- Ayiramthengu Location within Kerala Ayiramthengu Location within India
- Coordinates: 9°07′11″N 76°28′53″E﻿ / ﻿9.11972°N 76.48139°E
- Country: India
- State: Kerala
- Division: South Kerala
- District: Kollam
- Sub District: Karunagappalli
- City: Oachira
- Time zone: UTC+5:30 (IST)
- Pin code: 690547

= Ayiramthengu =

Village in Kerala, India

Ayiramthengu is a coastal village located in the Oachira Block Panchayat of the Kollam district in the Indian state of Kerala.

The village is situated approximately 30 km north of the district headquarters in Kollam city and about 5 km from Oachira town.

==Etymology and significance==
The name Ayiramthengu (Malayalam: ആയിരംതെങ്ങ്) is derived from Malayalam words and translates directly to "A Thousand Coconut Trees" (ayiram meaning "thousand" and thengu meaning "coconut tree"). This name reflects the historical agricultural character of the region, which is dominated by coconut cultivation, a primary economic activity in the Kollam midland and lowland areas.

==Economy and infrastructure==
Ayiramthengu's economy is centered around its coastal location, supported by fishing, agriculture, and infrastructure linking it to the wider district.

== Geography ==
Ayiramthengu is part of the Kayamkulam Kayal backwater ecosystem. The main area of the village is a slender landmass separating the backwater from the coast. It is bordered by Azheekal to the north and Kovilthottam to the south.

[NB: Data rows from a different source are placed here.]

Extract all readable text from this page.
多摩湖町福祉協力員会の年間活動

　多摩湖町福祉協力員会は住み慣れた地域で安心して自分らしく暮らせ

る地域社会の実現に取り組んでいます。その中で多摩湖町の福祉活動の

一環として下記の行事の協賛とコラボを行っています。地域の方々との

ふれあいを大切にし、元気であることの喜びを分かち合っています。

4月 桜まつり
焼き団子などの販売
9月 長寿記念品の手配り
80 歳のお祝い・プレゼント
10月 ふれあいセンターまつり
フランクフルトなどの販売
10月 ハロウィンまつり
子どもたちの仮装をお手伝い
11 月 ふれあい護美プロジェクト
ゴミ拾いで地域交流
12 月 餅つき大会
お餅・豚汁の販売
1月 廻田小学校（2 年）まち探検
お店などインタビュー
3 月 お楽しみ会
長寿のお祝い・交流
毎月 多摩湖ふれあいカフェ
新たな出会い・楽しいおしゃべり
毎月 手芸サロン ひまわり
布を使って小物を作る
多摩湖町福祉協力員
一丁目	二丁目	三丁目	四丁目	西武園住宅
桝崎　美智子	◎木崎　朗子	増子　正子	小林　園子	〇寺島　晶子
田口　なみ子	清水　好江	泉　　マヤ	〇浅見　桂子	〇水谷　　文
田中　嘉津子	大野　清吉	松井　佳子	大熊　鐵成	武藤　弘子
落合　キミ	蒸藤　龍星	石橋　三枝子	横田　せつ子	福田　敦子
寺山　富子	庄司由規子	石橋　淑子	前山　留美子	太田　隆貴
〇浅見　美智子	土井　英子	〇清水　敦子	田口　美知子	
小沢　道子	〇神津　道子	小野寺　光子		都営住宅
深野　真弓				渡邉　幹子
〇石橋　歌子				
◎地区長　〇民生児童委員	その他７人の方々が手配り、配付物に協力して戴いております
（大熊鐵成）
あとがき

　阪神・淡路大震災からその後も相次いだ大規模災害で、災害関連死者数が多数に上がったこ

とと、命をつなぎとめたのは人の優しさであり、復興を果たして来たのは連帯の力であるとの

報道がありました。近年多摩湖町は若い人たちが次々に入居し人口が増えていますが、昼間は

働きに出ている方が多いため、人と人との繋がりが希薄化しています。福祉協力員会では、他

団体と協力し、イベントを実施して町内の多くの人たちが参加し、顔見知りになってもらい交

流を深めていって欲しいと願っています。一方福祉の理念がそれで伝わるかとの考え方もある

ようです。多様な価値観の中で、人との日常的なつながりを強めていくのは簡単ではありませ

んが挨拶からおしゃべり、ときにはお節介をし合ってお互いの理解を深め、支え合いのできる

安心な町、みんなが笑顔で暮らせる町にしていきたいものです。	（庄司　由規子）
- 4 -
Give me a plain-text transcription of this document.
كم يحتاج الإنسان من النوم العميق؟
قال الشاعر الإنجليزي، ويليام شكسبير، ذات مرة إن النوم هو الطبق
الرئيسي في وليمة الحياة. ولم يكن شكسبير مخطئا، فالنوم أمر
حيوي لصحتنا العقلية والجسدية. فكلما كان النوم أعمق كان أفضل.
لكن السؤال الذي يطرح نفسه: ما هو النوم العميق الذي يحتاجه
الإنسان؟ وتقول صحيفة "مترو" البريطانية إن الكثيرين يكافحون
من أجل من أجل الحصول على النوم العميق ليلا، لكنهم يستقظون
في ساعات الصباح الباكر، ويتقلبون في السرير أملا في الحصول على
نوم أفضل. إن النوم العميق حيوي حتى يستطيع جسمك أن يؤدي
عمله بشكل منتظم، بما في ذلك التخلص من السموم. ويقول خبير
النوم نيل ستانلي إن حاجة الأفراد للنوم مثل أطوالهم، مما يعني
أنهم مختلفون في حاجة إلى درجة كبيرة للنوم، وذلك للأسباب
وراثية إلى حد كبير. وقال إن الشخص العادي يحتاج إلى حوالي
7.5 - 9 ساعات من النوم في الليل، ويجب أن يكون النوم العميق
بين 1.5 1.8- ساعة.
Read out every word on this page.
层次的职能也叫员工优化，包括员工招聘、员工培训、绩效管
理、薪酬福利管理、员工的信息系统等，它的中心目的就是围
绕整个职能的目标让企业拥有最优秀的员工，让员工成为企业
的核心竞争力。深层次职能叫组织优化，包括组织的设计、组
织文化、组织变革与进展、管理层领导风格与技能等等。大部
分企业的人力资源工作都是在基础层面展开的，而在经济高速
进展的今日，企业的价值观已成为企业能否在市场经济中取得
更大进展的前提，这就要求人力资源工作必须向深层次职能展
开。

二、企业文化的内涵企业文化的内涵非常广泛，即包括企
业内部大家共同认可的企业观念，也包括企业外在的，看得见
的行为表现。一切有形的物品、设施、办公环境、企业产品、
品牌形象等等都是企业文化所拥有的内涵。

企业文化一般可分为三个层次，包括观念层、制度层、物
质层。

===Transport and connectivity===
- Water transport: The village serves as a designated stopping point for ferry services operated by the Kerala State Water Transport Department (KSWTD), connecting it to Kollam and other locations via the backwater system of TS Canal.
- Kayamkulam IWT Terminal: The village is the official location of the Kayamkulam Inland Water Transport (IWT) Terminal, situated on National Waterway 3 (NW-3). This terminal, administered by the Inland Waterways Authority of India (IWAI), serves as a crucial cargo and passenger facility for the region, despite being named after the nearby town of Kayamkulam.
- Road connectivity: It is linked to the nearby coastal area of Azheekal by the Azheekal-Ayiramthengu Bridge, improving local road access.

===Local resources===
- Aquaculture: Ayiramthengu hosts a Government Fish Farm (Ayiramthengu Government Fish Farm), emphasizing its role in local aquaculture and commercial fisheries.
- Environmental importance: The village is ecologically significant due to the presence of mangrove forests, called Ayiramthengu Mangrove Forest, along the backwater edges. These vital ecosystems have been a subject of local environmental protection efforts against encroachment and unauthorized cutting.